You know Miss, I reckon sometimes you do this job just for the fun of it.
And I reckon she is right. And it was just what I needed to hear right then
For some context, this week has been madness. My hubby has had events on in the evening (bless toy library committee meetings and that he goes, I have ZERO tolerance for such examples of ‘engaged’ parenting), we have people from out of town coming by (and my house was not even good friend coming round not tidy, it was I can’t stand it disaster), sickness seems to have over taken the whole of Dunedin and I’ve been asked to do little bits if internal relief, reports are due (and who doesn’t love report writers block). I’ve had 2 after school meetings, plus one I just didn’t get to. Today I am in Wellington, so I had to set relief, get my reports done early (so staying up late to get them done…) and then be up at ridiculous o’clock to catch a plane. And yesterday I made time to pick up some extra glassware my students needed for the 3.1 Internal we are doing the practical for next week, and head into another school in Dunedin to have a looksy at how they are using Calendars as Kevin, Lyndon and I plot around updating our calendar and what we need it to do.

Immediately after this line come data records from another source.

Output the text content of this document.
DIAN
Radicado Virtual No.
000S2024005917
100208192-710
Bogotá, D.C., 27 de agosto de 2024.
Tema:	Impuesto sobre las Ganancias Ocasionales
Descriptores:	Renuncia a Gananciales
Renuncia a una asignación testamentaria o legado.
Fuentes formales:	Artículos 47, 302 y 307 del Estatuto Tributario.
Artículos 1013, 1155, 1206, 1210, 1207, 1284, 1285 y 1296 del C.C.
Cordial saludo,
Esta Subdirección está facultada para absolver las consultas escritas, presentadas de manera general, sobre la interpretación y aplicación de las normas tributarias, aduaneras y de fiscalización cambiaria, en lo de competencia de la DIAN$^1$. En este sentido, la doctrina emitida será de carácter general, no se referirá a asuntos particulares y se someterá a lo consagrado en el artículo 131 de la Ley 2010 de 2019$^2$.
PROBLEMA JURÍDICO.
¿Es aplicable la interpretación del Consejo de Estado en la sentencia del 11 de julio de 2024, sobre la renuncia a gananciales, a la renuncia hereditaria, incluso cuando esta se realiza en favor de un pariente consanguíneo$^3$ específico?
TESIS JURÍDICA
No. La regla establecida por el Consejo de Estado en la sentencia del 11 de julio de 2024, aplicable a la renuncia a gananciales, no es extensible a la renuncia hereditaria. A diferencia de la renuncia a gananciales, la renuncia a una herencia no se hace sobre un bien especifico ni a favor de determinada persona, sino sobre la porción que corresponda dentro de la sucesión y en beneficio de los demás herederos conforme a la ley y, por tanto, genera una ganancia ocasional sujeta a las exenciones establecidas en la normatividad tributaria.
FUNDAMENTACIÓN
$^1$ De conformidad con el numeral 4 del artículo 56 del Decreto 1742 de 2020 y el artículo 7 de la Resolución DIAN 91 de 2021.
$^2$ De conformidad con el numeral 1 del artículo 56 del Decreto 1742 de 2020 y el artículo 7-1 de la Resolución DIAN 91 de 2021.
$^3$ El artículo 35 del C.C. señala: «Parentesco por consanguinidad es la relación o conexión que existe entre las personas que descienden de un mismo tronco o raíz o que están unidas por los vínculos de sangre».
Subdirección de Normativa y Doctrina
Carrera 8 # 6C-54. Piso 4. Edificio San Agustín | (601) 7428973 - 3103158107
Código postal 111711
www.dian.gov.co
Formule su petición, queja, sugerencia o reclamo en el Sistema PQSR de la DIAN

An upshot of going into the uni was I also picked up some dry ice for a student having their ‘class act’ photo shoot. (they asked for a chem text book, and I was like bugger that….let me find something better)(as another aside, Otago Uni and Dave Warren are so so so so awesomesauce for the support they offer for teachers and schools). So I had some ‘extra’ dry ice, and pulled it out at the end of a lesson on chemical reactions. Chemical reactions is a great Level one internal because there are loads of practicals, and so we had just finished burning sulfur in oxygen (you get an amazing purple flame) and steel wool in oxygen. The kids had gotten right into the gas jars, and using the fume hood to get rid of the sulfur dioxide gas (It really smells) and then when I pulled out the dry ice to ‘play’ with for the last 10 minutes they were over the moon. And at the end of the lesson, as I was struggling to get a beaker frozen to the desk off, and telling kids to stop pointing film canister ‘bombs’ at each other (they don’t fly very far, or very fast, but still, safety first) this kid came out with that.

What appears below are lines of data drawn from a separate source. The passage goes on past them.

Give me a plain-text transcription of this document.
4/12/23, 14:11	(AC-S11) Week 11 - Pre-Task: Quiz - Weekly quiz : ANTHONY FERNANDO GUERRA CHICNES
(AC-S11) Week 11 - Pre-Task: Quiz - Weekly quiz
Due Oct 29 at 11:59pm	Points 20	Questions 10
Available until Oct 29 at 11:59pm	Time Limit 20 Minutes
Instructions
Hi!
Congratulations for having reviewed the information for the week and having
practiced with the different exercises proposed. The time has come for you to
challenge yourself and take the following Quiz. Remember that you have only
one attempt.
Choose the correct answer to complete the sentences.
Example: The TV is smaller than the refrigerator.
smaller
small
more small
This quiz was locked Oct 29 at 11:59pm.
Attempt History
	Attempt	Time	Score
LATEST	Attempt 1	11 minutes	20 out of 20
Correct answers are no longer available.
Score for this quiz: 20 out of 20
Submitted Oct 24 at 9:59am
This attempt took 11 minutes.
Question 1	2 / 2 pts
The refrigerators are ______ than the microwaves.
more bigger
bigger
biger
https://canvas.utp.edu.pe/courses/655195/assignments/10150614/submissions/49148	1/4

I think it is easy to forget in a week where reports are due, when you need to pull extra activities or presentations out of no-where, when you are writing relief and preparing for field trips and writing proposals and and and……. that most of the time, teaching is really really fun. Young people are so full of energy, even when they creatively hide it in morose teenage angst. I am so lucky that the young people I work with (and the old ones too) mean that I have fun most days. And then my wee man, and the big one too, are mostly fun at home too. Even if the lego is starting to take over the house and we have ‘issues’ getting Mr 4 dressed in the morning.
It also what struck me is that this student didn’t quite know if it was a good thing that I did my job for ‘fun’. I’m not sure if this is a reflection on what students think work should be, or what fun should be, or if she just thinks I’m totally bonkers, or a mixture of all three. I still have this ‘issue’ of students not thinking they have ‘learned’ in my class, either because they have not written anything done, or because really they feel like they have just been playing around.
I think it also comes down to resilience. I find challenges fun, I like working on solutions, and the aha moments when ideas click into place. But of course challenges need to be achievable, or they can be overwhelming and motivation runs screaming. So something I want to think about in my classroom is around building the aspect of fun into failure and challenges and that you can learn that way. I’m not quite sure I even have the ideas right in my head about these two things link together, but pondering it this morning has given me a wee kickstart into being more explicit on the benefits of having a play and having fun.
And maybe, just maybe, this kid will see that you can be’ good’ at your job, be passionate about your job and have fun too – and she will find a job that allows her to do both.